My understanding is that if this integral exists in the real sense, i.e. real Riemann-wise, then I can apply the residue theorem. If not, I may use the Cauchy Principal Value, to obtain a value.
To begin with the residues, there are two isolated poles: $z = 0$ of order $2$ and $z=k\pi$ of order $1$; $k\in \mathbb{Z}\setminus\{0\}$.
Evaluating the pole at $0$, I expanded $f$ into its series centred at $0$ and found its first negative power coefficient to be $0$.
Then for the residues, I used the residue-pole formula:
$$\lim_{z \to k\pi} \frac{z-k\pi}{z\sin z} = \frac{1}{k\pi \cos(k\pi)}=
\frac{1}{k\pi}.
$$
The sum of these residues diverges by comparing with the harmonic series.
However, integrating on $|z|=5$ I may only consider the $\pi$ pole, since all others lie outside the circle.
Then the integral should be $\frac{2i\pi}{\pi}$=$2i$ using the residue theorem.
However, I don't think I can use these residues to compute an integral that does not exist. Is this correct? I ask this question, because it seemed to be implied that I should compute the integral this way on an exam.

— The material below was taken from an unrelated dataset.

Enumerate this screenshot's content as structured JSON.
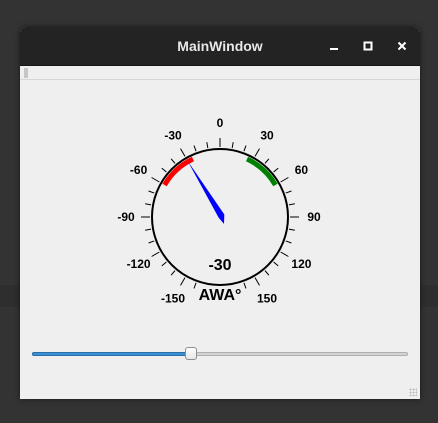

If I cannot use the residues, then I will try using the PV and update this post with the attempt.
Best Answer
The poles of $1/(z \sin{z})$ are at $0$, and $\pm \pi$ within $|z| \lt 5$. The residue at $0$ is $0$ - this should be apparent because $z \sin{z}$ is even. The residue at each of $\pm \pi$ is given by $(\pm 1/\pi)/(\cos{(\pm \pi)}) = \mp 1/\pi$. Thus, the integral is zero.